“We think life is not beautiful because we don’t remember it, but once we smell a fragrance out of the past, we are suddenly intoxicated!”
Somewhat predictably, two of the most frequent questions I receive are: "what’s up with the name?", and "what’s up with the shell?"
The shell is not just any shell, it’s in fact no shell at all, but a small French pastry called a madeleine. Apart from the fact that it loosely resembles a barrel and all of our beers are aged in old, predominantly French oak barrels, I am only concerned with the secondary definition of “madeleine” which can be found in almost any dictionary as a variant of: “one that evokes a memory.”

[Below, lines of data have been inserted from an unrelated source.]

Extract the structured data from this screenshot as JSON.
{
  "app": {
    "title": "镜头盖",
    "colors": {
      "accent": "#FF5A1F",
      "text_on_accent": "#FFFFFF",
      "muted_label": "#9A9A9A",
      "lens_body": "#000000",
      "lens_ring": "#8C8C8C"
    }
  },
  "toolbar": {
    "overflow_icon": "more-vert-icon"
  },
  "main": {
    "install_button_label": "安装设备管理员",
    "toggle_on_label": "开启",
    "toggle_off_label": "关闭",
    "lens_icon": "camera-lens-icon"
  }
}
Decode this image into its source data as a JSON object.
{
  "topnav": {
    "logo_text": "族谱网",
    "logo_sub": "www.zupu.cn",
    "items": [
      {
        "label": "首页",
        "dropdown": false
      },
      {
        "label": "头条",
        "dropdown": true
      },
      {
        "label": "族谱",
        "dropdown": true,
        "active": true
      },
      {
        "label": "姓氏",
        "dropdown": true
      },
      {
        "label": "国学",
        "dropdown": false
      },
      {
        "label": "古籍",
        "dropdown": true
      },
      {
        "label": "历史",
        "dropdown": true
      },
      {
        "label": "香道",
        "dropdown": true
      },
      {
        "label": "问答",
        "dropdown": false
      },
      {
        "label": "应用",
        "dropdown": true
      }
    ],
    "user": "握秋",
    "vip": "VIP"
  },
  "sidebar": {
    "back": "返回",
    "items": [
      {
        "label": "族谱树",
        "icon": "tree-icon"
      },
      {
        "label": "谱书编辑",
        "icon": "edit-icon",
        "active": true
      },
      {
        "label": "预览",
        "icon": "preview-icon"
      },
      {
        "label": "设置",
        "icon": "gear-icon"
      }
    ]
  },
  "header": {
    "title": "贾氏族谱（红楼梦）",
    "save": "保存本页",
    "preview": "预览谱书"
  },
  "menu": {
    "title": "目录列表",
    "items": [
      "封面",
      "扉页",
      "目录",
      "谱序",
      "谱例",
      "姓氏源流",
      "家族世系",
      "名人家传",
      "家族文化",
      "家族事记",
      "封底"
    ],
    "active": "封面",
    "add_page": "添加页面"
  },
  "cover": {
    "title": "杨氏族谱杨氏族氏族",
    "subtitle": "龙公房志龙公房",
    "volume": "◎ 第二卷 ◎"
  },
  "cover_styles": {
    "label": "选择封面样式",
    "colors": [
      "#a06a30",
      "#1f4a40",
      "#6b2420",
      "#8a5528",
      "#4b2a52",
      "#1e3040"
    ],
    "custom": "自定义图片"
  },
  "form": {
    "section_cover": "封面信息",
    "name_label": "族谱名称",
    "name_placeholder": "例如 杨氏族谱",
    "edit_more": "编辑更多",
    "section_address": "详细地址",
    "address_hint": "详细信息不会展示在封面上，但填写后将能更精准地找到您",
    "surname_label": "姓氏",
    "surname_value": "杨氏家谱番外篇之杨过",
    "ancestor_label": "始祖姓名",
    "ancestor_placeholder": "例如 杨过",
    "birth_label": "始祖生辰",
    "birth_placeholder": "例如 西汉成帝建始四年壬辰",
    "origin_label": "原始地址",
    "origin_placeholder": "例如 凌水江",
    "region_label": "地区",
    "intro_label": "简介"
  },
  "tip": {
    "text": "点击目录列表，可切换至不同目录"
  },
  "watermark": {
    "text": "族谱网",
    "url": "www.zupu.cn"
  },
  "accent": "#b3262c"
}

Marcel Proust earned the madeleine this more poetic attribute, by making it the central illustrative epiphany of his theory of involuntary memory in his epic novel À la recherche du temps perdu. In it, the narrator is enjoying his tea and madeleines when the flavor of the tea and floating madeleine bits therein immediately recall some unplaceable sensation before remembering their source: a scene from his youth in his aunt’s house, previously forgotten, and here involuntarily remembered and regained.

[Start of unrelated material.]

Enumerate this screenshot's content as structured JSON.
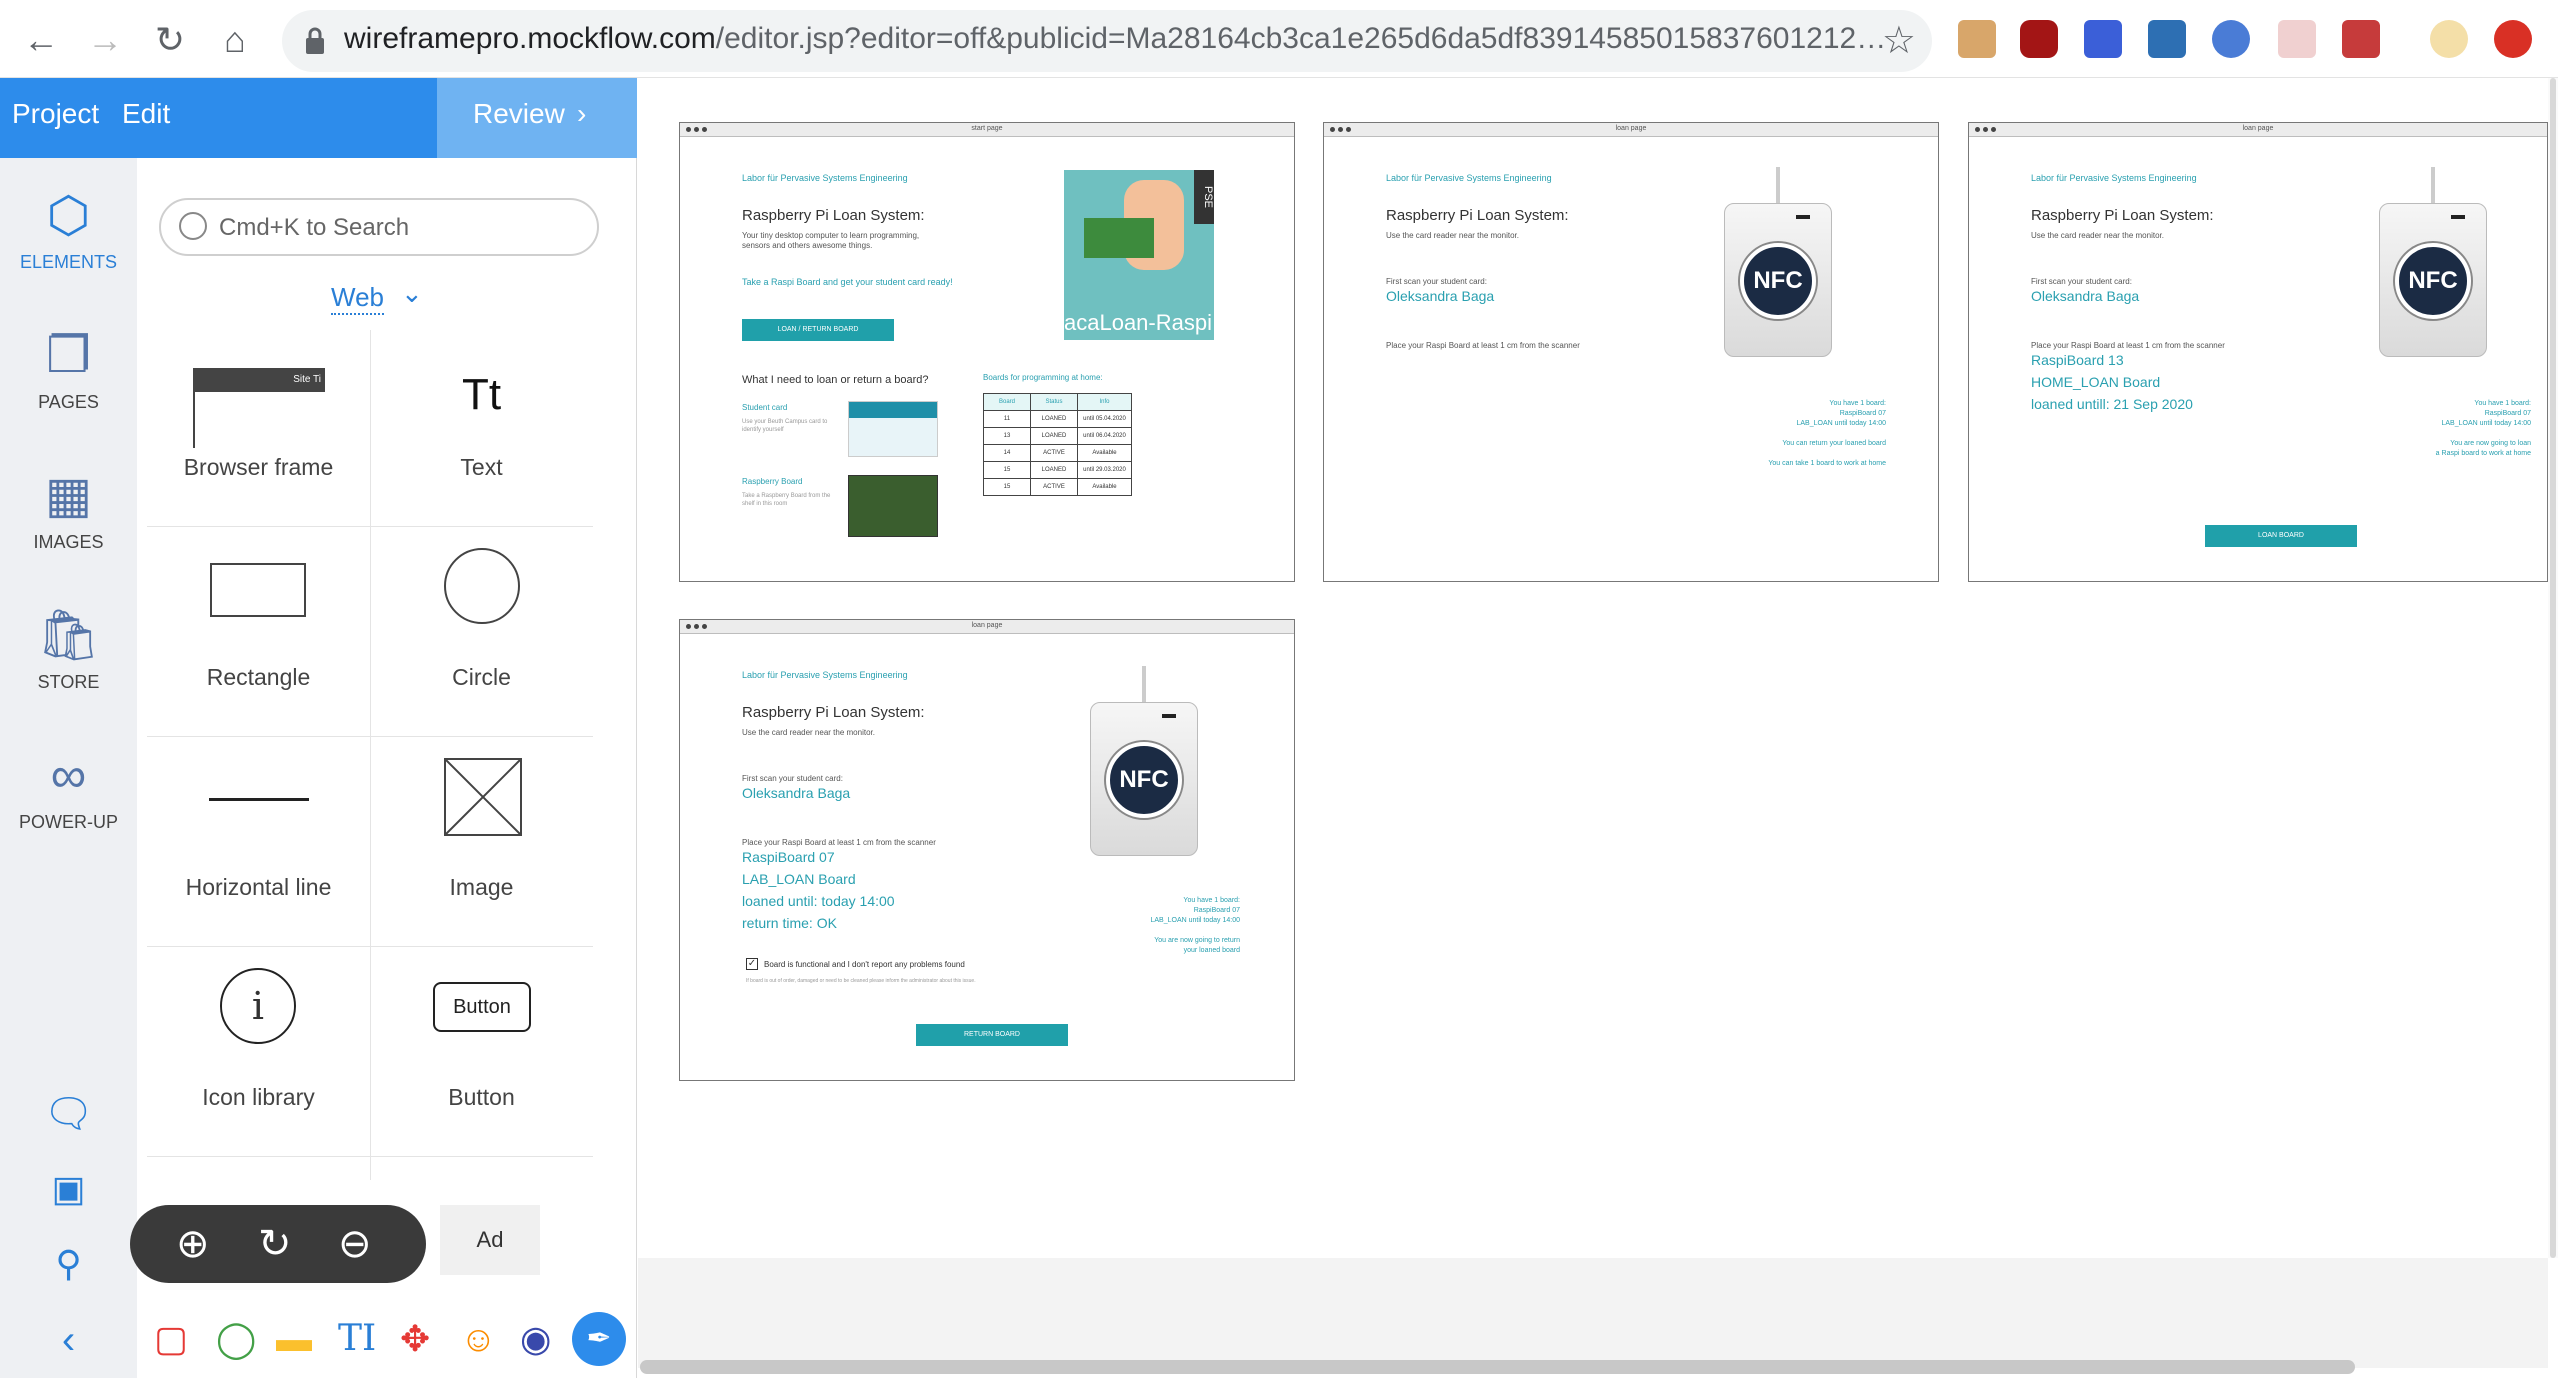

The general principle may be at its most familiar in the scene in Ratatouille in which food critic Anton Ego is rendered speechless by his involuntary memory toward a scene in his youth, via the referend of this particularly fine ratatouille.

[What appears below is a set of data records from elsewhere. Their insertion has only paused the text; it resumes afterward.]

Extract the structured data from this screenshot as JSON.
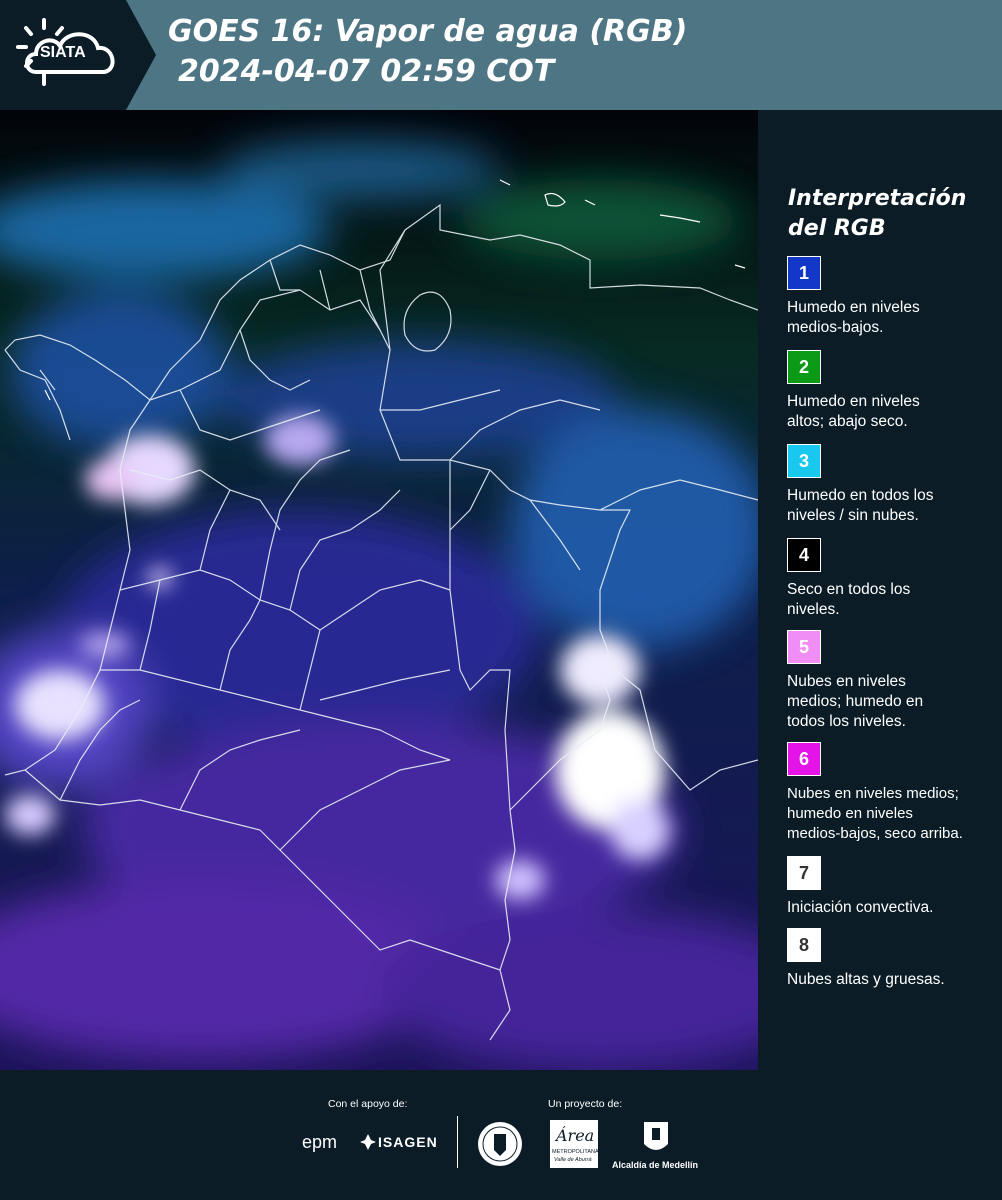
{
  "header": {
    "logo_text": "SIATA",
    "title_line1": "GOES 16: Vapor de agua (RGB)",
    "title_line2": "2024-04-07 02:59 COT"
  },
  "map": {
    "description_name": "goes16-water-vapor-rgb-image",
    "region": "Colombia y Venezuela"
  },
  "legend": {
    "title": "Interpretación del RGB",
    "items": [
      {
        "number": "1",
        "color": "#1237c9",
        "text": "Humedo en niveles\nmedios-bajos."
      },
      {
        "number": "2",
        "color": "#0b9a16",
        "text": "Humedo en niveles\naltos; abajo seco."
      },
      {
        "number": "3",
        "color": "#19c8ef",
        "text": "Humedo en todos los\nniveles / sin nubes."
      },
      {
        "number": "4",
        "color": "#000000",
        "text": "Seco en todos los\nniveles."
      },
      {
        "number": "5",
        "color": "#f08ef5",
        "text": "Nubes en niveles\nmedios; humedo en\ntodos los niveles."
      },
      {
        "number": "6",
        "color": "#e413e8",
        "text": "Nubes en niveles medios;\nhumedo en niveles\nmedios-bajos, seco arriba."
      },
      {
        "number": "7",
        "color": "#ffffff",
        "text": "Iniciación convectiva."
      },
      {
        "number": "8",
        "color": "#ffffff",
        "text": "Nubes altas y gruesas."
      }
    ]
  },
  "footer": {
    "support_label": "Con el apoyo de:",
    "project_label": "Un proyecto de:",
    "sponsors": [
      "epm",
      "ISAGEN"
    ],
    "area_text": "Área",
    "area_subtext": "METROPOLITANA",
    "area_subtext2": "Valle de Aburrá",
    "medellin_label": "Alcaldía de Medellín"
  },
  "colors": {
    "header_bg": "#4d7584",
    "header_dark": "#0b1c26",
    "page_bg": "#0b1c26"
  }
}
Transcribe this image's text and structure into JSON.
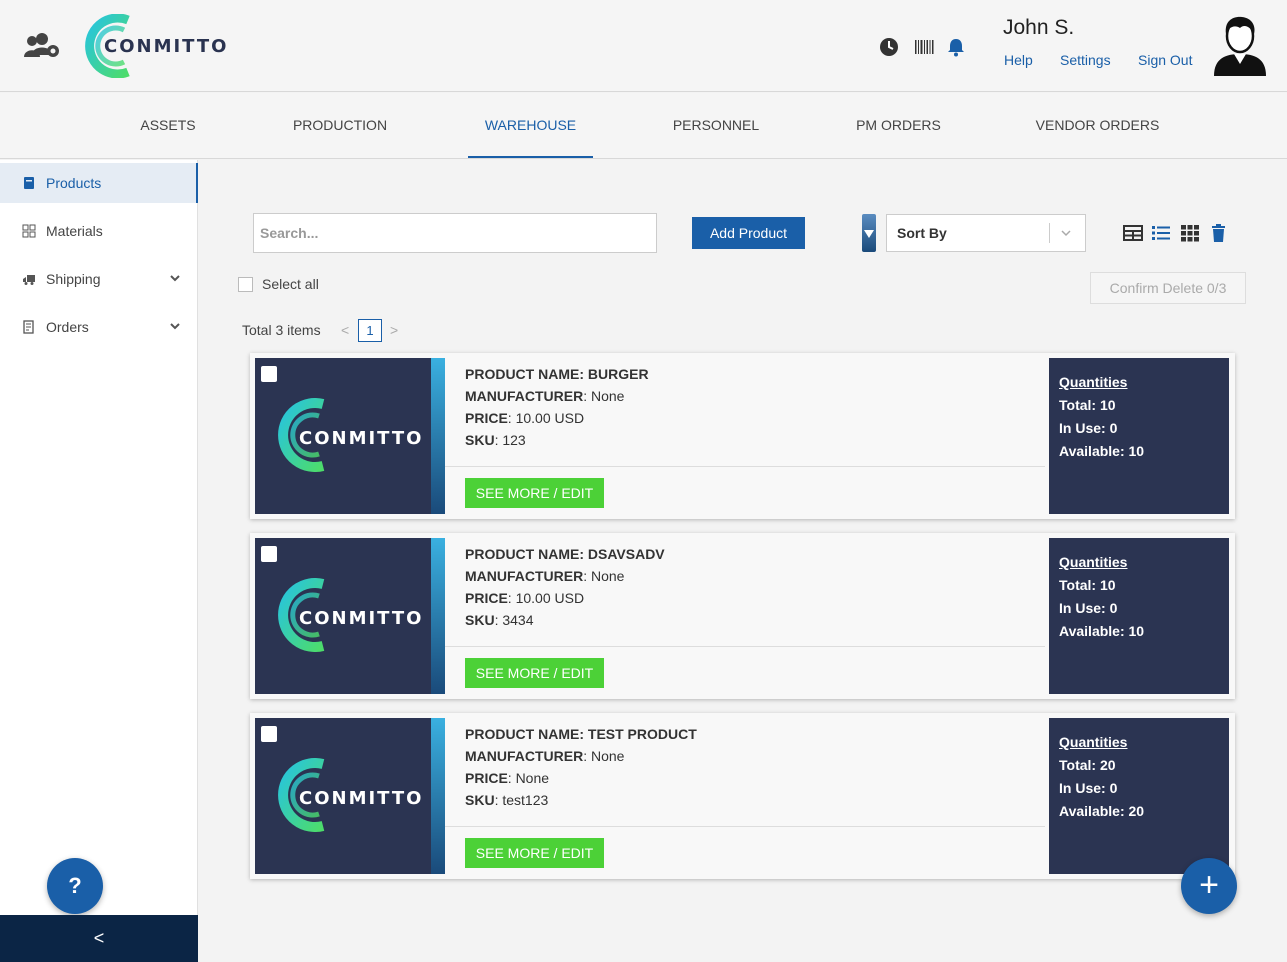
{
  "header": {
    "logo_text": "CONMITTO",
    "user_name": "John S.",
    "links": [
      "Help",
      "Settings",
      "Sign Out"
    ]
  },
  "nav": {
    "tabs": [
      "ASSETS",
      "PRODUCTION",
      "WAREHOUSE",
      "PERSONNEL",
      "PM ORDERS",
      "VENDOR ORDERS"
    ],
    "active": "WAREHOUSE"
  },
  "sidebar": {
    "items": [
      "Products",
      "Materials",
      "Shipping",
      "Orders"
    ],
    "active": "Products",
    "help_label": "?",
    "collapse_label": "<"
  },
  "toolbar": {
    "search_placeholder": "Search...",
    "add_label": "Add Product",
    "sort_label": "Sort By",
    "select_all_label": "Select all",
    "confirm_delete_label": "Confirm Delete 0/3"
  },
  "pagination": {
    "total_label": "Total 3 items",
    "prev": "<",
    "current_page": "1",
    "next": ">"
  },
  "labels": {
    "product_name": "PRODUCT NAME:",
    "manufacturer": "MANUFACTURER",
    "price": "PRICE",
    "sku": "SKU",
    "see_more": "SEE MORE / EDIT",
    "quantities": "Quantities",
    "total": "Total:",
    "in_use": "In Use:",
    "available": "Available:"
  },
  "products": [
    {
      "name": "BURGER",
      "manufacturer": ": None",
      "price": ": 10.00 USD",
      "sku": ": 123",
      "total": "10",
      "in_use": "0",
      "available": "10"
    },
    {
      "name": "DSAVSADV",
      "manufacturer": ": None",
      "price": ": 10.00 USD",
      "sku": ": 3434",
      "total": "10",
      "in_use": "0",
      "available": "10"
    },
    {
      "name": "TEST PRODUCT",
      "manufacturer": ": None",
      "price": ": None",
      "sku": ": test123",
      "total": "20",
      "in_use": "0",
      "available": "20"
    }
  ],
  "fab_label": "+",
  "colors": {
    "primary": "#1a5fa8",
    "green": "#4cd137",
    "navy": "#2b3452",
    "dark": "#0b2545"
  }
}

Gilles Deleuze, former greatest living thinker, notes of Proust’s madeleine concept, that “flavor, the quality common to the two sensations, the sensation common to the two moments, is here only to recall something else.” It seems at once denigrating and laudatory to our favorite foods and beverages for them to stand primarily in service of some intangible extratemporal essence, but for Proust, “it is involuntary memories practically altogether that the artist should call for the primary subject matter of his work,” and for us, it is the generation of such a sensory event that is our highest aim.
Rob Tod (the founder of Allagash Brewing Company, the man largely responsible for bringing spontaneously fermented beer production to America, to whom we owe a good deal) picked his dream six-pack for Craft Beer and Brewing Magazine last year, and it’s not so much the selections as the reasons for the selections that hold relevance here:
Our favorite beers then, are often so for their ability or propensity to refer us elsewhere, to former times and places and sensations, to the warmth of happily ordinary memories otherwise forgotten. "Referend," as a word, is most simply the instrument or act of reference, it is the drink and the drinking that prompts the involuntary memory and all its associative delight; it is the madeleine with tea and the recursive epiphanies of returning to an old favorite.